Rheinfelder spielt in der Schweizer Beachsoccer-Nati

Kevin Wandji Tchatat ist ein Mann, der gerne vorne dabei ist. Kürzlich gewann er mit der Schweizer Beachsoccer-Nationalmannschaft eine Bronzemedaille am FIFA-Weltcupturnier in Moskau. Auch beruflich ist er in der Offensive. Der 26-Jährige leitet und entwickelt das digitale Online-Marketing bei einer jungen Dienstleistungsfirma.

Edi Strub

Schon der Name Kevin Wandji Tchatat macht klar, dass die Vorfahren nicht aus der Schweiz stammen. Den Namen Tchatat* hat er von seinem kamerunischen Grossvater geerbt, Wandji* von seinem Grossonkel. Sein Vater war als Vierzehnjäh r iger aus Kameru n nach Frankreich ausgewandert und kam dann 1991 in die Schweiz. Seine Mutter stammt aus Italien. Zuhause bei Tchatats in Frenkendorf wurde Französisch und Italienisch gesprochen. Im Kindergarten lernte Kevin dann sozusagen seine erste Fremdsprache, nämlich Schweizerdeutsch, das er aber bald akzentfrei beherrschte. Ausserdem kann er gut Englisch und ein wenig Spanisch. «Ich bin glücklich, dass ich alle diese Identitäten in mir habe. Ich empfinde das als eine grosse Bereicherung.»

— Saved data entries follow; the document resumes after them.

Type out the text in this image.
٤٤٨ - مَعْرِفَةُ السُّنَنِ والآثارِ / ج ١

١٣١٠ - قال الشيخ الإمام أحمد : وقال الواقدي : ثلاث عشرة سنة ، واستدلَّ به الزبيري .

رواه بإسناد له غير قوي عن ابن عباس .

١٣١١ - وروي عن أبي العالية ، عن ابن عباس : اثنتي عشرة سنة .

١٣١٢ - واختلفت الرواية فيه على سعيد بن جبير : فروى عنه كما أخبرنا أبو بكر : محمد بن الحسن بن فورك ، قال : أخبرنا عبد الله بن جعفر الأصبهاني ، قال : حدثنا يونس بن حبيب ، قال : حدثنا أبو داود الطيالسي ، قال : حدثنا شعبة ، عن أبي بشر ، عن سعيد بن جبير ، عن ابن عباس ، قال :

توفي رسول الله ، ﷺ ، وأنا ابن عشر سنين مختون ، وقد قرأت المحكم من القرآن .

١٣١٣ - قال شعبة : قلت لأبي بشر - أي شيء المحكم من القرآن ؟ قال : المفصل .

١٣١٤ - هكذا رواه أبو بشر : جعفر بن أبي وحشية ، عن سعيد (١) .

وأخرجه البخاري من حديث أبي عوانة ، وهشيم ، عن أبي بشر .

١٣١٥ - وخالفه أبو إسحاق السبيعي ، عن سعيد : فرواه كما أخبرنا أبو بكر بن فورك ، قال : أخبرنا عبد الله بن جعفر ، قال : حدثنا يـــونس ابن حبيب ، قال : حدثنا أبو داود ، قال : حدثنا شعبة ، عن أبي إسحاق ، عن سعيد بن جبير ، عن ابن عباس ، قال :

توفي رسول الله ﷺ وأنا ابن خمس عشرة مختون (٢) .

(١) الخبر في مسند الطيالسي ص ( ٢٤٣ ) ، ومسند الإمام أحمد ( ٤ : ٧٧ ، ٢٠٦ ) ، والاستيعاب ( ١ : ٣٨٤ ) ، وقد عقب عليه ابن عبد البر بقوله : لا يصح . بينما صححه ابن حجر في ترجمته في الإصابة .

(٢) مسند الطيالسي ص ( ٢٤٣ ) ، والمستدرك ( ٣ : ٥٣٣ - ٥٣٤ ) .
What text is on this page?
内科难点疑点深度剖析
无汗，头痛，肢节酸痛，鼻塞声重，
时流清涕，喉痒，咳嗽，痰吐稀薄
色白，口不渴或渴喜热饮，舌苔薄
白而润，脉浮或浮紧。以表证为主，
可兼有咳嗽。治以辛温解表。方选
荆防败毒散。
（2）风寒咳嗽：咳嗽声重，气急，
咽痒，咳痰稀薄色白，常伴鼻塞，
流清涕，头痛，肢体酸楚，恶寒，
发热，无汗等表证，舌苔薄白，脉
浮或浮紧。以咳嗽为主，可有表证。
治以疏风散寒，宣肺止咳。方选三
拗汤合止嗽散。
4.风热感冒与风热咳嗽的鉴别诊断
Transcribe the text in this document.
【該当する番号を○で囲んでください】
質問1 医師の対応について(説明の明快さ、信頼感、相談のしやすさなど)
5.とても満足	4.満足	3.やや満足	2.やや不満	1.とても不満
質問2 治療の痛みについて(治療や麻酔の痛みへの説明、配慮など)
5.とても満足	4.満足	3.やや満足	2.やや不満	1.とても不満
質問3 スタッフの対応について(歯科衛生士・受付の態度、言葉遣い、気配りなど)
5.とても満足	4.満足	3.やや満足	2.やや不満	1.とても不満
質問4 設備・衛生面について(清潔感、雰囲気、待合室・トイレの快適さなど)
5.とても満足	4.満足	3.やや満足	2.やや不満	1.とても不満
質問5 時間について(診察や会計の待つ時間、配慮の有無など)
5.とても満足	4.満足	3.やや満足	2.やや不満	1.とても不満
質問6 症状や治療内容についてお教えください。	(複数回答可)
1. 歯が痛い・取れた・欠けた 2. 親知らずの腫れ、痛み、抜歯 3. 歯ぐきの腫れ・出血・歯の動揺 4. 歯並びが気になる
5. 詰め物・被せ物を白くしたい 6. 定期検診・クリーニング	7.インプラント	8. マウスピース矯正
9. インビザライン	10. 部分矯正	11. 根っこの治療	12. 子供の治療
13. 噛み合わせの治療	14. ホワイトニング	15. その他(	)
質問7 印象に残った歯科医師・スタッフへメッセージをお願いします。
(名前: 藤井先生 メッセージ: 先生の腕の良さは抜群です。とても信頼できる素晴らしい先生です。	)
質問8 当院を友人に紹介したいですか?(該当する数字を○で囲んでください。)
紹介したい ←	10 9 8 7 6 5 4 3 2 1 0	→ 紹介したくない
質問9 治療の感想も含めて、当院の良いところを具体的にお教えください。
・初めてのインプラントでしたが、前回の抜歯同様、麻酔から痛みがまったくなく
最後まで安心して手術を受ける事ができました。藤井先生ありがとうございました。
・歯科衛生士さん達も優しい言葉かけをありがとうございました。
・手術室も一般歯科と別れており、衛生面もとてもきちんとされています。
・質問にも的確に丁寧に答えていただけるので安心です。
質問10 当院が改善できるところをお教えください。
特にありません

Vier Mal pro Woche Training
Eben kommt er von einem Ferienaufenthalt in Süditalien zurück. Er hat dort Verwandte seiner Mutter besucht. Und im kommenden Jahr plant er mit seinem jüngeren Bruder und seiner Freundin (eine junge Frau aus Möhlin) wieder einmal nach Kamerun zu fliegen. In letzter Zeit war das schwierig gewesen wegen Corona und wegen seiner Aufnahme in die Beachsoccer-Nationalmannschaft. Wenn er nach Kamerun reist, besucht er dort jeweils seine Tante in der Millionenstadt Douala sowie das Dorf auf dem Lande, wo die Familie seines Vaters herkommt. «Das ist immer ein grosses Erlebnis. Die Leute sind zwar für unsere Begriffe sehr arm, aber dennoch glücklich. Einmal, als in meiner Schule in Frenkendorf das Schulmobiliar erneuert wurde, haben wir die guterhaltenen Stühle und Bänke in einen Container gepackt und in dieses Dorf geschickt. Es war ein rührender Moment, als ich diese dann bei einem Besuch in der Dorfschule in Kamerun wieder sah. Zuvor hatte nicht jeder Schüler einen Stuhl gehabt, einen Tisch schon gar nicht.»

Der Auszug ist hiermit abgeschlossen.